In the meanwhile, Porcu Morano has produced a gripping account of the three violin sonatas by Edvard Grieg in partnership with one of the great Italian musicians of his generation, Bruno Canino. The pianist brings decades of experience to bear on parts which, especially in the testing Third Sonata, demand a virtuosity beyond anything in the Lyric Pieces. Meanwhile Porcu Morano’s urgently communicative musicianship is well suited to works which exemplify the fascinating tension between Grieg’s musical nationalism and his cosmopolitan outlook as a composer with colleagues and friends across Europe.
There are Norwegian elements to all three sonatas – Grieg’s teacher, Niels W Gade, even pronounced his verdict on the Second as ‘too Norwegian’ – but in counterbalance to the folk-like melodies which especially bring a rustic character to both slow movements and finales, there is a breadth of form and broad current of German romanticism to be appreciated in the first movements. Grieg himself took particular pride in the Third, a work of full maturity written in 1886 unlike the student efforts of the first two sonatas, and Porcu Morano’s performance captures the composer’s sense of its ‘broader horizons’.
- Edvard Grieg (1843-1907) is without doubt the most significant Norwegian composer. He was educated at the Leipzig Conservatory, where his early models were Schubert, Mendelssohn and Schumann. Later, in his early twenties, he developed an affinity for Norwegian peasant culture thanks to the influence of the great Norwegian musician Ole Bull. That effected a major change in his musical outlook, and for the rest of his life he immersed himself in Norwegian literature and folk music, placing him firmly in the ranks of the nationalist composers that characterized the second half of the 19th century.
- Grieg himself writes about his violin sonatas in a letter of 1900: 'the three Sonatas for violin and piano belong to my best works and represent periods of my development; the first, naive, rich in models; the second, national; the third with the widest horizons.”.
- The first sonata in F major is a lyrical and passionate work, brimming with melodies that echo the folk tunes of Norway.
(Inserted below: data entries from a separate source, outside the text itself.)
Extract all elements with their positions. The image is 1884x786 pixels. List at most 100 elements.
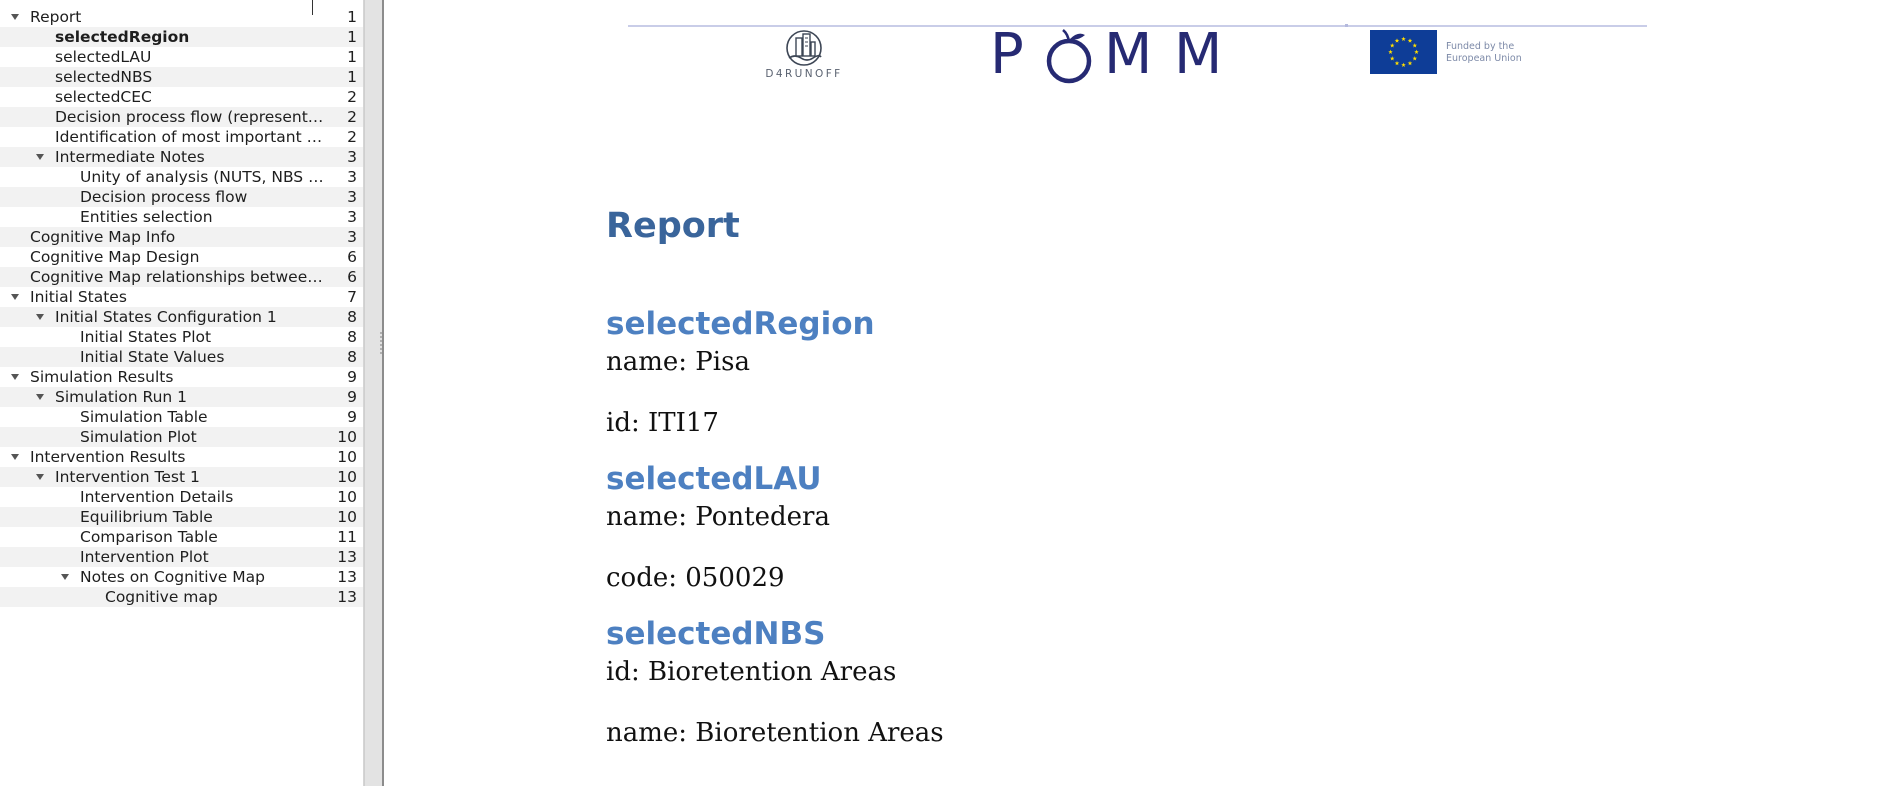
- outline-item[interactable]: Intervention Details 10: [0, 487, 363, 507]
- outline-item[interactable]: Comparison Table 11: [0, 527, 363, 547]
- eu-caption-line-2: European Union: [1446, 53, 1522, 64]
- outline-item-page-number: 3: [347, 168, 357, 186]
- region-name-text: name: Pisa: [606, 347, 750, 377]
- outline-item[interactable]: Equilibrium Table 10: [0, 507, 363, 527]
- outline-item-page-number: 8: [347, 308, 357, 326]
- outline-item[interactable]: selectedRegion 1: [0, 27, 363, 47]
- report-title: Report: [606, 206, 740, 246]
- pomm-letter-m2: M: [1174, 22, 1223, 87]
- outline-item[interactable]: Initial States 7: [0, 287, 363, 307]
- eu-star-icon: [1401, 62, 1406, 67]
- outline-item[interactable]: Report 1: [0, 7, 363, 27]
- eu-star-icon: [1412, 56, 1418, 61]
- splitter-grip-icon[interactable]: [380, 332, 382, 356]
- collapse-triangle-icon[interactable]: [8, 367, 22, 387]
- outline-item-label: selectedLAU: [55, 48, 152, 66]
- panel-splitter[interactable]: [364, 0, 384, 786]
- region-id-text: id: ITI17: [606, 408, 719, 438]
- outline-item[interactable]: Simulation Run 1 9: [0, 387, 363, 407]
- d4runoff-logo-text: D4RUNOFF: [765, 68, 843, 80]
- lau-name-text: name: Pontedera: [606, 502, 830, 532]
- outline-item-label: Report: [30, 8, 82, 26]
- outline-item[interactable]: selectedCEC 2: [0, 87, 363, 107]
- outline-item[interactable]: Simulation Results 9: [0, 367, 363, 387]
- collapse-triangle-icon[interactable]: [33, 467, 47, 487]
- outline-item[interactable]: Simulation Plot 10: [0, 427, 363, 447]
- pomm-logo: P M M: [990, 26, 1228, 84]
- outline-item-label: Intervention Results: [30, 448, 186, 466]
- eu-flag-icon: [1370, 30, 1437, 74]
- outline-item-page-number: 3: [347, 208, 357, 226]
- outline-item[interactable]: Initial State Values 8: [0, 347, 363, 367]
- outline-item[interactable]: Cognitive Map Design 6: [0, 247, 363, 267]
- outline-item[interactable]: Unity of analysis (NUTS, NBS & C… 3: [0, 167, 363, 187]
- collapse-triangle-icon[interactable]: [33, 307, 47, 327]
- eu-star-icon: [1394, 60, 1400, 66]
- outline-item-page-number: 7: [347, 288, 357, 306]
- document-outline-panel: Report 1 selectedRegion 1 selectedLAU 1 select…: [0, 0, 364, 786]
- outline-item-page-number: 10: [337, 428, 357, 446]
- outline-item[interactable]: Cognitive Map Info 3: [0, 227, 363, 247]
- outline-item-page-number: 3: [347, 228, 357, 246]
- outline-item[interactable]: Decision process flow 3: [0, 187, 363, 207]
- outline-item-label: Simulation Run 1: [55, 388, 187, 406]
- outline-item[interactable]: Entities selection 3: [0, 207, 363, 227]
- pomm-letter-p: P: [990, 22, 1024, 87]
- outline-item[interactable]: Intermediate Notes 3: [0, 147, 363, 167]
- outline-item[interactable]: Initial States Configuration 1 8: [0, 307, 363, 327]
- outline-item[interactable]: selectedLAU 1: [0, 47, 363, 67]
- outline-item-page-number: 11: [337, 528, 357, 546]
- outline-item-page-number: 10: [337, 508, 357, 526]
- outline-item-page-number: 13: [337, 588, 357, 606]
- outline-item-page-number: 8: [347, 348, 357, 366]
- building-water-emblem-icon: [786, 30, 822, 66]
- outline-item-label: Intervention Plot: [80, 548, 209, 566]
- outline-item-page-number: 8: [347, 328, 357, 346]
- outline-item-label: Simulation Plot: [80, 428, 197, 446]
- outline-item-label: selectedNBS: [55, 68, 153, 86]
- outline-item[interactable]: Intervention Results 10: [0, 447, 363, 467]
- outline-item[interactable]: Intervention Test 1 10: [0, 467, 363, 487]
- collapse-triangle-icon[interactable]: [8, 287, 22, 307]
- outline-item[interactable]: Notes on Cognitive Map 13: [0, 567, 363, 587]
- outline-item-label: Cognitive Map Info: [30, 228, 176, 246]
- collapse-triangle-icon[interactable]: [33, 387, 47, 407]
- outline-item-label: Identification of most important en…: [55, 128, 328, 146]
- outline-item-label: Unity of analysis (NUTS, NBS & C…: [80, 168, 328, 186]
- lau-code-text: code: 050029: [606, 563, 785, 593]
- outline-item-page-number: 13: [337, 548, 357, 566]
- outline-item[interactable]: Simulation Table 9: [0, 407, 363, 427]
- heading-selected-region: selectedRegion: [606, 306, 875, 342]
- outline-item-label: Cognitive Map Design: [30, 248, 200, 266]
- d4runoff-logo: D4RUNOFF: [756, 30, 852, 82]
- outline-item[interactable]: Decision process flow (represented … 2: [0, 107, 363, 127]
- collapse-triangle-icon[interactable]: [33, 147, 47, 167]
- outline-item-page-number: 3: [347, 188, 357, 206]
- collapse-triangle-icon[interactable]: [8, 7, 22, 27]
- outline-item[interactable]: Initial States Plot 8: [0, 327, 363, 347]
- outline-item-label: Initial States Plot: [80, 328, 212, 346]
- outline-item-label: Initial State Values: [80, 348, 225, 366]
- collapse-triangle-icon[interactable]: [58, 567, 72, 587]
- outline-item[interactable]: Intervention Plot 13: [0, 547, 363, 567]
- outline-item-page-number: 10: [337, 468, 357, 486]
- outline-item[interactable]: Cognitive Map relationships between e… 6: [0, 267, 363, 287]
- collapse-triangle-icon[interactable]: [8, 447, 22, 467]
- outline-item[interactable]: selectedNBS 1: [0, 67, 363, 87]
- outline-item[interactable]: Identification of most important en… 2: [0, 127, 363, 147]
- outline-item[interactable]: Cognitive map 13: [0, 587, 363, 607]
Grieg's second sonata in G major is more introspective, with its delicate themes and tender moments, showcasing his emotional depth. The final sonata in C minor is a dramatic and powerful piece, marked by its intense emotions and virtuosic passages.
- Played by young violinist Germana Porcu Morano, winner of the prestigious "Concorso Internazionale per Violinisti Michelangelo Abbado" in Milano. Her partner at the piano is Bruno Canino, nestor of the Italian pianist guild, having played with all the musical celebrities of the 20-th century.